Em entrevista ao Brasil
de Fato, Frank La Rue recorda que a concentração da comunicação leva à
concentração de poder político
Tatiana Lima, do
Rio de Janeiro (RJ) – Brasil de Fato
Desde as
manifestações deflagradas em junho, a credibilidade de jornais e redes de
televisão são alvos de críticas por parte da população que participa dos
protestos. Principalmente, após vídeos, fotos e depoimentos postados em redes
sociais como Facebook e Yotube, feitos por manifestantes durante os atos.
Cartazes e faixas com dizeres como “Abaixo a Rede Globo” e “Ocupe a Mídia” tem
sido a tônica de manifestações no Rio e em outras cidades do país.
Segundo Frank La
Rue, relator especial para a Promoção e Proteção do Direito à Liberdade de
Opinião e Expressão da ONU, essa insatisfação popular é reflexo da falta de
pluralidade de vozes e da concentração dos meios de comunicação nas democracias
da América Latina, dentre elas, na do Brasil.
Para ele, enquanto
existir somente uma visão comercial da imprensa, a liberdade de expressão e a
própria democracia estão ameaçadas. “Estamos forçando a população a pensar de
uma única forma”, alerta.
Brasil de Fato –
Qual é o problema de só existir essa visão comercial da imprensa?
Frank La Rue - Eu
não tenho nenhum problema com a visão comercial, mas a comunicação deve por,
acima de tudo, os serviços sociais.

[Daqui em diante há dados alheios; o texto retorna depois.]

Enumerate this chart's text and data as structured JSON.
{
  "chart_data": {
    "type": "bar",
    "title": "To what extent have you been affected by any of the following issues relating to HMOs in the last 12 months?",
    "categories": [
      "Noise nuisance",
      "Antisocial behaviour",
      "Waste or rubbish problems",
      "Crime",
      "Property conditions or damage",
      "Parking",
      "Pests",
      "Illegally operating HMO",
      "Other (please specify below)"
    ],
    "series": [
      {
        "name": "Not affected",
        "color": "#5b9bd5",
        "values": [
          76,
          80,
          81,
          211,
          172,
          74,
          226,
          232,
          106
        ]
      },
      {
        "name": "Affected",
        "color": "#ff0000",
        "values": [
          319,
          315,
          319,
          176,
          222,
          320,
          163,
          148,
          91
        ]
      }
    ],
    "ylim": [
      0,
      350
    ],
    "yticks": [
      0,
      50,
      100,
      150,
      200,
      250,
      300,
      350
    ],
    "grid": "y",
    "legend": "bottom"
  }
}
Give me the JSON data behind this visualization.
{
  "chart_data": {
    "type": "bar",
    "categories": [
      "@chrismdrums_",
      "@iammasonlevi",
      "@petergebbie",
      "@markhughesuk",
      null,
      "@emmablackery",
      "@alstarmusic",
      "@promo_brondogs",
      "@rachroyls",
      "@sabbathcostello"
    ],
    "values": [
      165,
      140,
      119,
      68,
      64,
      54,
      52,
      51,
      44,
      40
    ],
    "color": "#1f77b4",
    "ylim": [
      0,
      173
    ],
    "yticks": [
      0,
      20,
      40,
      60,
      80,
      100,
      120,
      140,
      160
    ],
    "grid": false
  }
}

É uma vocação dos comunicadores.
Então, umas mídias
podem ser comerciais, outras comunitárias e públicas, além das telecomunicações.
Falo, portanto, de um sistema de comunicações éticas nacionais para grupo
indígenas, étnicos, mulheres, grupos específicos. Portanto, democratizar a
comunicação significa: primeiro, romper com sua concentração.
Porque essa
concentração de mídias é um atentado contra a democracia. A democracia
necessita de diversidade de meios e de pluralidade de ideias para que cada um
possa construir seu pensamento e suas opiniões com liberdade. E na América
Latina, não há diversidade e pluralismo. Então, estamos forçando a população a
pensar de uma só forma.
Qual é o perigo
prático disso?
O perigo é a
blindagem de governos ruins e corruptos. É o que aconteceu na Itália, com o
ex-primeiro-ministro Berlusconi, que governou o país por nove anos. O caso dele
nos mostra que a concentração da comunicação leva à concentração de poder
político.
E isso pode ser
muito perigoso para a democracia. Por isso, romper com o monopólio das
comunicações é uma prioridade. A democratização dá oportunidade a todos os
setores da sociedade de participar e de poderem se expressar.
A Declaração de
Direitos Humanos dos povos indígenas das Nações Unidas, por exemplo, diz que
todo povo tem o direito a ter uma cultura, valores expressados em seu idioma,
de reproduzir esses valores para outras gerações e disseminá-los para o mundo
inteiro.
E mais adiante,
essa mesma declaração, diz que eles têm o direito de usar meios de comunicação
social e de até ter seus meios de comunicação próprios.
Então, está correto
dizer que a concentração dos meios de comunicação é uma violência à liberdade
de expressão?
É uma violação, não
digo uma violência. Há concentração. A falta de pluralidade viola o direito
humano à comunicação e à expressão de ideias.
Em relatório
entregue à ONU ano passado, o senhor incluiu tanto comunicadores populares e
comunitários, quanto blogueiros na definição de profissionais de jornalismo,
considerando todos como jornalistas. Por que é importante essa compreensão do
exercício da profissão de jornalista?
Pela função. Eu
insisto que o jornalismo se define pela função e não pelos estudos. Todos
exercem a mesma função: dedicam-se a organizar a informação para transmitir
essa informação tratada a um setor específico da população. São jornalistas. É
isso que quero dizer. É essa tarefa que estamos protegendo, porque é o direito
da sociedade estar informada. É a vocação do jornalismo.